Government has, with immediate effect, slashed mining licence fees for small-scale miners to avoid leakages and ensure the viability in the sector, a Cabinet minister said yesterday.
Speaking at the official launch of the Mining Loan Fund at Master Cecil Mine in Bubi, Matabeleland North Province, Mines and Mining Development minister Obert Mpofu said the move was not political.
“From today, gazetted licence fees have been reduced and all officials are in agreement. Some people might say its politics, but it’s pure economics,” he said, adding the new figures would be announced soon.
However, Mpofu said licence fees for large-scale miners would remain unchanged.
He accused large-scale miners of making smaller remittances compared to their counterparts in the small-scale mining sector.

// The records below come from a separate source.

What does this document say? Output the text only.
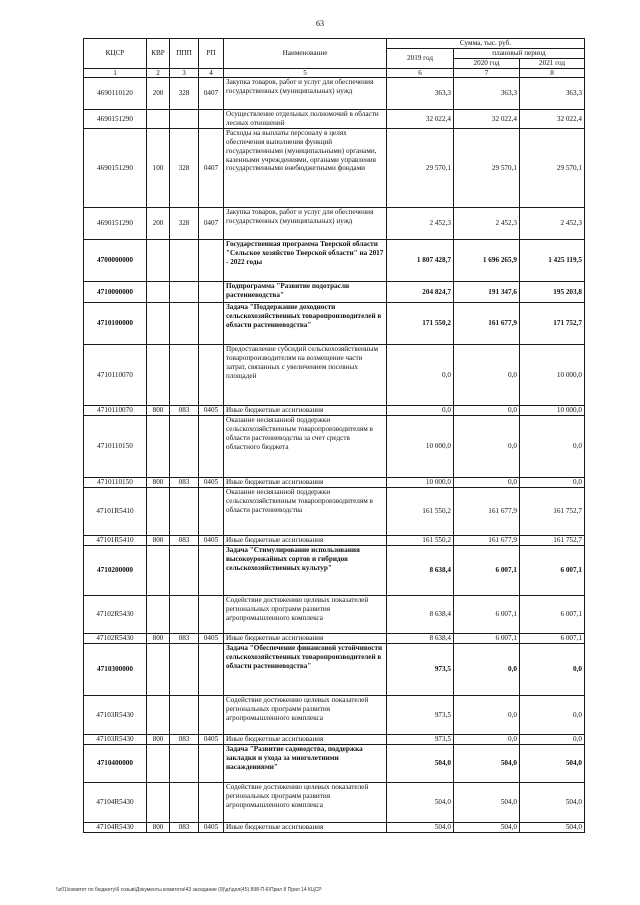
63
КЦСР	КВР	ППП	РП	Наименование	Сумма, тыс. руб.		
					2019 год	плановый период	
						2020 год	2021 год
1	2	3	4	5	6	7	8
4690110120	200	328	0407	Закупка товаров, работ и услуг для обеспечения государственных (муниципальных) нужд	363,3	363,3	363,3
4690151290				Осуществление отдельных полномочий в области лесных отношений	32 022,4	32 022,4	32 022,4
4690151290	100	328	0407	Расходы на выплаты персоналу в целях обеспечения выполнения функций государственными (муниципальными) органами, казенными учреждениями, органами управления государственными внебюджетными фондами	29 570,1	29 570,1	29 570,1
4690151290	200	328	0407	Закупка товаров, работ и услуг для обеспечения государственных (муниципальных) нужд	2 452,3	2 452,3	2 452,3
4700000000				Государственная программа Тверской области "Сельское хозяйство Тверской области" на 2017 - 2022 годы	1 807 428,7	1 696 265,9	1 425 119,5
4710000000				Подпрограмма "Развитие подотрасли растениеводства"	204 824,7	191 347,6	195 203,8
4710100000				Задача "Поддержание доходности сельскохозяйственных товаропроизводителей в области растениеводства"	171 550,2	161 677,9	171 752,7
4710110070				Предоставление субсидий сельскохозяйственным товаропроизводителям на возмещение части затрат, связанных с увеличением посевных площадей	0,0	0,0	10 000,0
4710110070	800	083	0405	Иные бюджетные ассигнования	0,0	0,0	10 000,0
4710110150				Оказание несвязанной поддержки сельскохозяйственным товаропроизводителям в области растениеводства за счет средств областного бюджета	10 000,0	0,0	0,0
4710110150	800	083	0405	Иные бюджетные ассигнования	10 000,0	0,0	0,0
47101R5410				Оказание несвязанной поддержки сельскохозяйственным товаропроизводителям в области растениеводства	161 550,2	161 677,9	161 752,7
47101R5410	800	083	0405	Иные бюджетные ассигнования	161 550,2	161 677,9	161 752,7
4710200000				Задача "Стимулирование использования высокоурожайных сортов и гибридов сельскохозяйственных культур"	8 638,4	6 007,1	6 007,1
47102R5430				Содействие достижению целевых показателей региональных программ развития агропромышленного комплекса	8 638,4	6 007,1	6 007,1
47102R5430	800	083	0405	Иные бюджетные ассигнования	8 638,4	6 007,1	6 007,1
4710300000				Задача "Обеспечение финансовой устойчивости сельскохозяйственных товаропроизводителей в области растениеводства"	973,5	0,0	0,0
47103R5430				Содействие достижению целевых показателей региональных программ развития агропромышленного комплекса	973,5	0,0	0,0
47103R5430	800	083	0405	Иные бюджетные ассигнования	973,5	0,0	0,0
4710400000				Задача "Развитие садоводства, поддержка закладки и ухода за многолетними насаждениями"	504,0	504,0	504,0
47104R5430				Содействие достижению целевых показателей региональных программ развития агропромышленного комплекса	504,0	504,0	504,0
47104R5430	800	083	0405	Иные бюджетные ассигнования	504,0	504,0	504,0
\\z01\комитет по бюджету\6 созыв\Документы комитета\43 заседание (9)\дг\дел(45) 898-П-6\Прил 8 Прил 14 КЦСР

“Between January and March, small-scale miners contributed one tonne of gold to the economy,” he said.
In February this year, government increased the mining fees to between $3 000 and $5 million in a move that courted the ire of small-scale miners who viewed it as a ploy to kick them out of the industry and bring in foreign players.
Mpofu also said he had engaged Finance minister Tendai Biti for a possible scrapping of presumptive tax on small-scale miners.
The Zanu PF Umguza MP, who last week advocated for the legalisation of gold panning activities, said his ministry was pushing for the opening-up of more gold-buying centres countrywide to encourage gold dealers to sell their gold on the formal market.
“In India and China, their economies are thriving because of what they call cottage industries,” he said.
“Informal traders do not want to be asked many questions but here in Zimbabwe, we do that and that is affecting our economy.”
Last week, President Robert Mugabe called on the panners to be orderly and not go around digging and degrading the environment.